The difference is more pronounced in the low-density regions of the Gp where a high number of new low-contrast and low-density structures are now detected with the UNetbased architectures. Compared to the input masks, all the newly detected structures observed on the segmentation map correspond to the structured emission observed on the normalized column density map. As presented in Section 7.2.1 most of these structures correspond to both absorption in the near- and mid-infrared and to emission in the millimeter ranges, indicating their nature as filamentary molecular clouds.

thumbnail Fig. 13

Comparison of the segmented maps obtained using the PE-UNet-L and UNet at location around (l, b) = 305°, 0°. The difference between the binarized PE-UNet-L and UNet segmentation maps (top), the normalized column density map (middle), and the original column density map (bottom) are shown.
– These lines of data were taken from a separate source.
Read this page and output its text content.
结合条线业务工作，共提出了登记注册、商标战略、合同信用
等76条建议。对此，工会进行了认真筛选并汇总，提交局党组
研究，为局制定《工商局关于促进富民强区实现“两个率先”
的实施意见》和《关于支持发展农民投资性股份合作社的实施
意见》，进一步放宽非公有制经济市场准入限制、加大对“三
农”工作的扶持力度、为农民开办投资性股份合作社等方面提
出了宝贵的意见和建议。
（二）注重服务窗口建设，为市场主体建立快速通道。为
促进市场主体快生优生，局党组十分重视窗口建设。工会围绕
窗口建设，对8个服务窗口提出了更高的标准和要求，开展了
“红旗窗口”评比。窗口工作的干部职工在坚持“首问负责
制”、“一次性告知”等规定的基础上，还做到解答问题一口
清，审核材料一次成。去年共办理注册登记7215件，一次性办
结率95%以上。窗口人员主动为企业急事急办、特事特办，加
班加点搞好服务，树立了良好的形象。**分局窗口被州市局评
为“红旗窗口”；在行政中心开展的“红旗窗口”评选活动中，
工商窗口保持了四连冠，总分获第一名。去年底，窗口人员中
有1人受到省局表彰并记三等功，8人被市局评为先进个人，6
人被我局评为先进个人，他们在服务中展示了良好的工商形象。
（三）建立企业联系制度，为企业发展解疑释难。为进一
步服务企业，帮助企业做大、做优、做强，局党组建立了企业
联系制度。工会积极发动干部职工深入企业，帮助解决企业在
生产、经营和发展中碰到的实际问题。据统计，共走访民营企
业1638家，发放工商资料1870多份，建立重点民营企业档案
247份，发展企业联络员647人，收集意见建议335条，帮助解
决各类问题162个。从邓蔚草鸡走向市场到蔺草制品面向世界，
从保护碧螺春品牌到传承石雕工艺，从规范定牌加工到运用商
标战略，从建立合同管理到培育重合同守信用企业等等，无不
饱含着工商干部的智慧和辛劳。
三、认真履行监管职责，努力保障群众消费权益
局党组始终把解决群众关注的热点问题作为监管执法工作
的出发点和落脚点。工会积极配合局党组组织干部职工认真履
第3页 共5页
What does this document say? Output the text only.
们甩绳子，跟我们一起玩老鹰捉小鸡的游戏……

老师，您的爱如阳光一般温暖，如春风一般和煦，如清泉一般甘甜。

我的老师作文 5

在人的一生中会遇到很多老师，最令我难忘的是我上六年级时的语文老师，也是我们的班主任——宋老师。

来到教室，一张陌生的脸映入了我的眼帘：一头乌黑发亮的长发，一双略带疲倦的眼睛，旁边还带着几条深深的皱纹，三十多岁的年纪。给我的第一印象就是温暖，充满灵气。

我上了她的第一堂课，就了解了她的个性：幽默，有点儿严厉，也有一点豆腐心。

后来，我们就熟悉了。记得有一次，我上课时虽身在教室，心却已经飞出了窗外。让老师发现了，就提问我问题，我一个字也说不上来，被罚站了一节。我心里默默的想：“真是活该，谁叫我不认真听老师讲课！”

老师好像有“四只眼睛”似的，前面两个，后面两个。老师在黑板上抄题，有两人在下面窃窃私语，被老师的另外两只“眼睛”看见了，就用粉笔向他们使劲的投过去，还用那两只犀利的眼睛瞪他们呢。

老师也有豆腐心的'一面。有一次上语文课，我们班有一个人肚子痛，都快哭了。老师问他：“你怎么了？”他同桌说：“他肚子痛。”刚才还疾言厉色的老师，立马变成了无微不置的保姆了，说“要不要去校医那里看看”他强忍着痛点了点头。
The white (black) features seen on the top map correspond to features detected with the PE-UNet-L (UNet) only.

thumbnail Fig. 14

Comparison of the segmented map obtained using (from top to bottom) the PE-UNet-L and the original input mask map detected by Schisano et al. (2020) at the location around (l, b) = 180°, 0°. The original and normalized column density maps are also shown.

thumbnail Fig. 15

Comparison of the segmented map (from top to bottom) obtained using the PE-UNet-L and the original input mask map detected by Schisano et al. (2020) at the location around (l, b) = 308°, 0°. The original and normalized column density maps are also shown.

7.2.6 Comparison of PE-UNet segmentation maps

After showing that the PE-UNet-L model offers a significant improvement compared to UNet, in particular in the detection of low-contrast filaments, we discuss here the differences observed between the three PE-UNet versions tested. We recall that the difference between these three models resides in the location of the patch position encoding in the network (see Figure 4). The idea here is to explore the impact the position encoding’s place in the architecture has on the detection of the structures.

Results of the corresponding segmented map on two characteristic zones of the plane are shown in Figure 16 (for the low-density region) and Figure 17 (for the high-density region). On the two representative regions of the Gp, similar detections are observed for the three versions of the PE-UNet, all corresponding well to structured emission observed on the normalized column density map. Local variations are observed on a smaller spatial scale for low-contrast filaments that are better detected by both PE-UNet-D and PE-UNet-L compared to PE-UNet-I that tend to miss these, the best performance (highest score on the segmented map) being obtained by PE-UNet-L.

On the whole Gp, the behavior of the three versions for structure detection depends on the position (longitude and latitude) in the plane. High-contrast filaments (associated with a dark surrounding on the normalized map) are well-detected by all three versions, the higher score being obtained for PE-UNet-L. The main difference observed between the three versions of PE-UNet is in the robustness of the model to the noise present in the data. PE-UNet-I and PE-UNet-D are more robust for the detection of structures in regions where a higher noise level is observed (overlapping regions that connect successive tiles; see e.g. Zavagno et al. (2023, Fig. A1) for a discussion of the different noise sources present in the Hi-GAL data). They detect structures there that are not detected by PE-UNet-L, PE-UNet-I being more efficient than PE-UNet-D in these cases. As for the comparison with UNet, we recall that noisy regions are treated with caution on the segmented maps and are excluded from the training and learning process. In high-density regions of the Gp PE-UNet-I better detects structures than the PE-UNet-L on the edges (latitude |b|) >0.6°) of the plane where the level of emission on the original column density image becomes significantly lower (decreases by a factor of 2). In the mid-plane, where the emission on the original column density map is very high, PE-UNet-L detects more low-contrast structures than PE-UNet-I.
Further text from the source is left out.